Is your melanoma hot enough for immunotherapy?

Source: Science Daily, May 2019

Melanomas tend to be “hot” or “cold” — if they’re hot, immunotherapy lights melanoma tumors like beacons for elimination by the immune system; but 40-50 percent of melanomas are cold, making them invisible to the immune system, and patients with cold tumors tend to show little benefit from immunotherapies. The problem is that it’s been impossible to distinguish a hot melanoma from a cold one — the solution has been to administer immunotherapy and hope for the best, often leading to wasted time and resources. Now a University of Colorado Cancer Center study presented at the American Association for Cancer Research (AACR) Annual Meeting 2019 identifies a possible way to predict which melanomas are hot and cold: Tumors with mutations in genes leading to over-activation of the NF-kB signaling pathway were more than three times as likely to respond to anti-PD1 immunotherapy compared with tumors in which these changes were absent.

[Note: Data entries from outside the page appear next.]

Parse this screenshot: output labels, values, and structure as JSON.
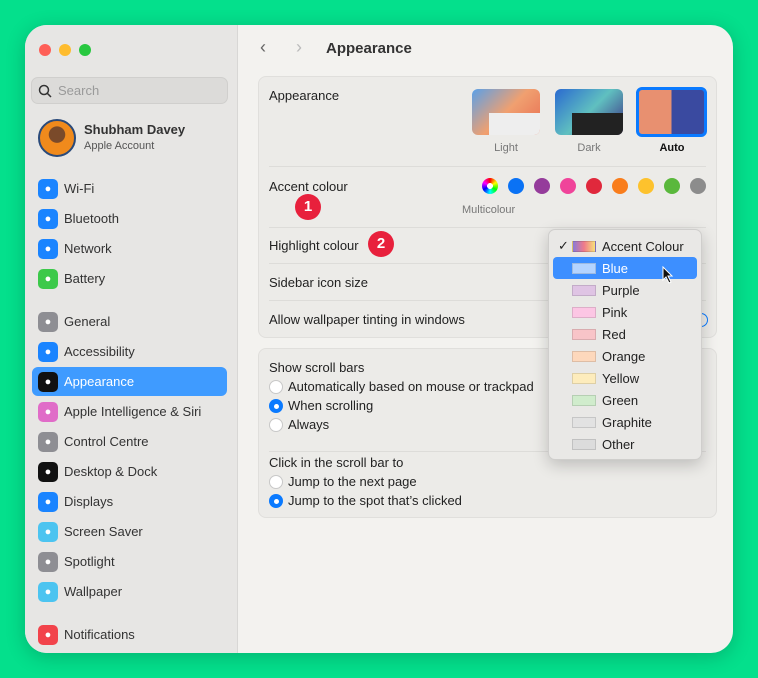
{
  "window": {
    "title": "Appearance"
  },
  "sidebar": {
    "search_placeholder": "Search",
    "user": {
      "name": "Shubham Davey",
      "subtitle": "Apple Account"
    },
    "items": [
      {
        "label": "Wi-Fi",
        "icon": "wifi-icon",
        "color": "#1a84ff"
      },
      {
        "label": "Bluetooth",
        "icon": "bluetooth-icon",
        "color": "#1a84ff"
      },
      {
        "label": "Network",
        "icon": "globe-icon",
        "color": "#1a84ff"
      },
      {
        "label": "Battery",
        "icon": "battery-icon",
        "color": "#3cc94a"
      },
      {
        "label": "General",
        "icon": "gear-icon",
        "color": "#8e8e93"
      },
      {
        "label": "Accessibility",
        "icon": "accessibility-icon",
        "color": "#1a84ff"
      },
      {
        "label": "Appearance",
        "icon": "appearance-icon",
        "color": "#111111",
        "selected": true
      },
      {
        "label": "Apple Intelligence & Siri",
        "icon": "siri-icon",
        "color": "#e06cc8"
      },
      {
        "label": "Control Centre",
        "icon": "control-centre-icon",
        "color": "#8e8e93"
      },
      {
        "label": "Desktop & Dock",
        "icon": "dock-icon",
        "color": "#111111"
      },
      {
        "label": "Displays",
        "icon": "sun-icon",
        "color": "#1a84ff"
      },
      {
        "label": "Screen Saver",
        "icon": "screen-saver-icon",
        "color": "#4cc4f0"
      },
      {
        "label": "Spotlight",
        "icon": "magnifier-icon",
        "color": "#8e8e93"
      },
      {
        "label": "Wallpaper",
        "icon": "flower-icon",
        "color": "#4cc4f0"
      },
      {
        "label": "Notifications",
        "icon": "bell-icon",
        "color": "#f2434b"
      }
    ]
  },
  "appearance": {
    "label": "Appearance",
    "options": [
      {
        "label": "Light"
      },
      {
        "label": "Dark"
      },
      {
        "label": "Auto",
        "selected": true
      }
    ]
  },
  "accent": {
    "label": "Accent colour",
    "selected_label": "Multicolour",
    "colors": [
      "multicolour",
      "#0a72f5",
      "#953c9b",
      "#f0449a",
      "#e0283c",
      "#f97d1c",
      "#fdc22d",
      "#5ab83c",
      "#8c8c8c"
    ]
  },
  "highlight": {
    "label": "Highlight colour"
  },
  "sidebar_icon_size": {
    "label": "Sidebar icon size"
  },
  "tinting": {
    "label": "Allow wallpaper tinting in windows"
  },
  "scroll_bars": {
    "label": "Show scroll bars",
    "options": [
      {
        "label": "Automatically based on mouse or trackpad"
      },
      {
        "label": "When scrolling",
        "selected": true
      },
      {
        "label": "Always"
      }
    ]
  },
  "click_scroll": {
    "label": "Click in the scroll bar to",
    "options": [
      {
        "label": "Jump to the next page"
      },
      {
        "label": "Jump to the spot that’s clicked",
        "selected": true
      }
    ]
  },
  "markers": [
    "1",
    "2"
  ],
  "highlight_menu": {
    "items": [
      {
        "label": "Accent Colour",
        "swatch": "linear-gradient(90deg,#8a7ad8,#f07a8a,#f8e07a)",
        "checked": true
      },
      {
        "label": "Blue",
        "swatch": "#b4d4ff",
        "hovered": true
      },
      {
        "label": "Purple",
        "swatch": "#dfc4e4"
      },
      {
        "label": "Pink",
        "swatch": "#fcc6e4"
      },
      {
        "label": "Red",
        "swatch": "#f8c4c8"
      },
      {
        "label": "Orange",
        "swatch": "#fdd8bc"
      },
      {
        "label": "Yellow",
        "swatch": "#fdecbc"
      },
      {
        "label": "Green",
        "swatch": "#d0eccc"
      },
      {
        "label": "Graphite",
        "swatch": "#e2e2e2"
      },
      {
        "label": "Other",
        "swatch": "#dcdcdc"
      }
    ]
  },
  "help": "?"
}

“I want to do a little more examination, but we’re pretty close to pinpointing high NF-kB as a predictor of response,” says Carol Amato, MS, investigator at CU Cancer Center and senior professional research assistant.

One factor hypothesized to create a “hot” tumor is the overall tumor mutation burden — the total number of mutations a tumor holds — with the idea being that more mutations would create more differences between tumor and healthy tissue, leading to a higher likelihood that the immune system will recognize tumor tissue as foreign and work to eliminate it.